Interview Japan Expo : Yukio Takatsu, l’homme des openings

Lors de la dernière édition estivale de Japan Expo, nous avons pu nous entretenir avec Yukio TAKATSU, réalisateur et animateur, qui s’est spécialisé dans les openings et endings. Il travaille également sur des jeux vidéo en réalisant des cinématiques d’introduction animées.

Yukio Takatsu

Yukio Takatsu est un animateur et réalisateur qui a commencé sa carrière dès 1999 avec l’adaptation animée de Orphen. Il travaille également sur la création de cinématiques d’introduction de jeux vidéo, notamment Persona 3 et Haven.

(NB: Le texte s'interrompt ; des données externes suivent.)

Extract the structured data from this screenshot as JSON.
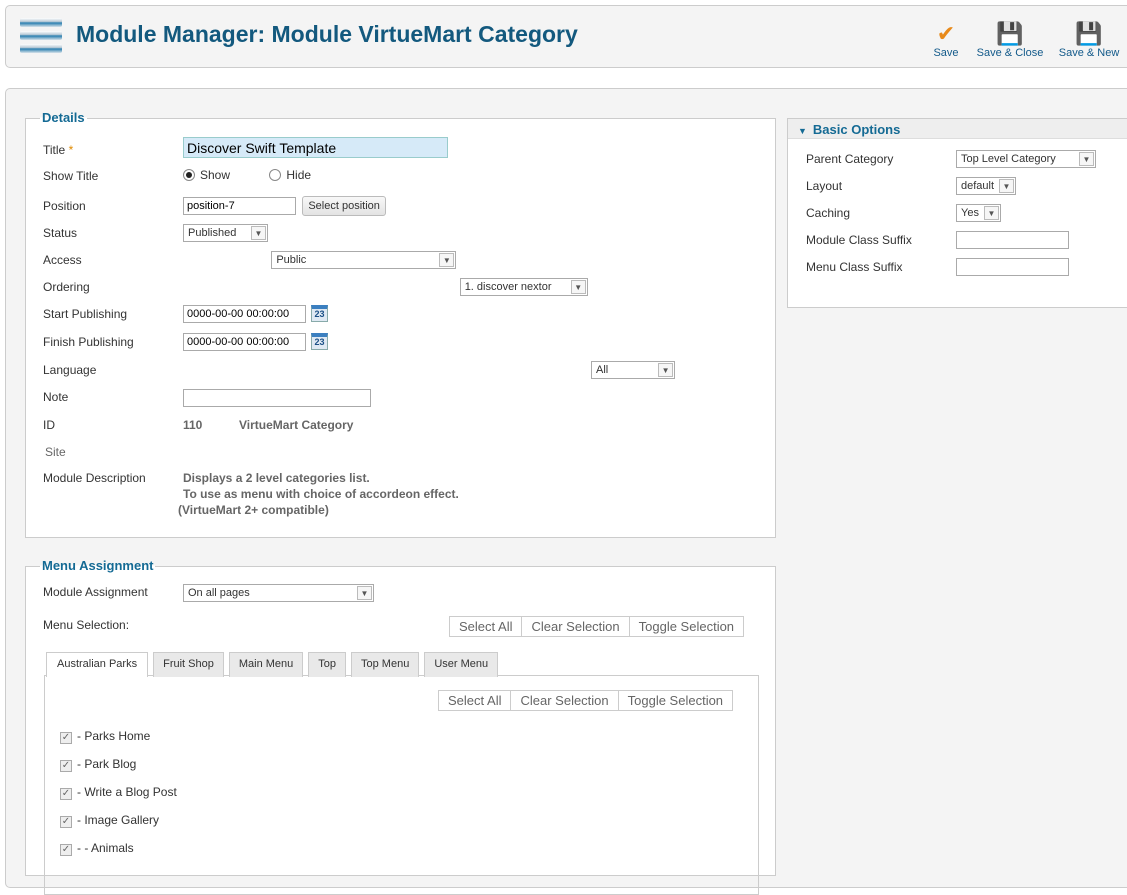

Longtemps associé à la saga Monogatari, on lui doit les openings Marshmallow Justice, Platinum Disco, Kogarashi Sentiment, Orange Mint, Mathemagics. Il a également réalisé l’opening 17 de Naruto Shippuden.

 

Journal du Japon : Bonjour M. Takatsu. Première question très simple : comment fait-on un bon opening ?

Yukio Takatsu : La première chose que je reçois, c’est la musique et je pense par rapport à la musique… comment est-ce que je peux poser mes images par dessus.

Vous recevez donc d’abord la musique, est-ce que vous prêtez alors attention aux paroles et au rythme pour faire vos plans. Est-ce particulièrement important, surtout lorsque vous faites des séquences de danse ?

Si je devais choisir, je dirais que le rythme est le plus important. Ce n’est pas aussi bien si on ne fait qu’en fonction du sens des paroles.

Un générique doit être la vitrine d’une série, c’est ce qui la présente aux futurs spectateurs. Comment choisissez-vous les éléments qui doivent apparaître, et comment les mettre en scène pour que cela corresponde au mieux à la série ?

Parfois, on me demande de mettre certains éléments et je choisis le reste. Lorsque cela devient trop surchargé d’éléments, ça ne fait pas très propre. Je trie alors le contenu qui doit apparaître dans l’opening.

Des années 70 à aujourd’hui, les openings ont évolué. Quelle est votre analyse ? Il y a une tendance ?

Avant, c’était beaucoup Goldorak et maintenant il y a des openings avec des paroles qui n’ont rien à voir avec l’anime. La musique des génériques en elle-même a beaucoup changé et donc les openings également.


Des choses qu’on ne se permettait pas avant ?

Il y a plusieurs expressions différentes qui sont faites dans les openings.


Aujourd’hui, des plateformes comme Netflix proposent de passer automatiquement les génériques, et beaucoup de nouveaux fans d’anime regardent des séries mais ne connaissent pas les génériques. Que pensez-vous de cette tendance ?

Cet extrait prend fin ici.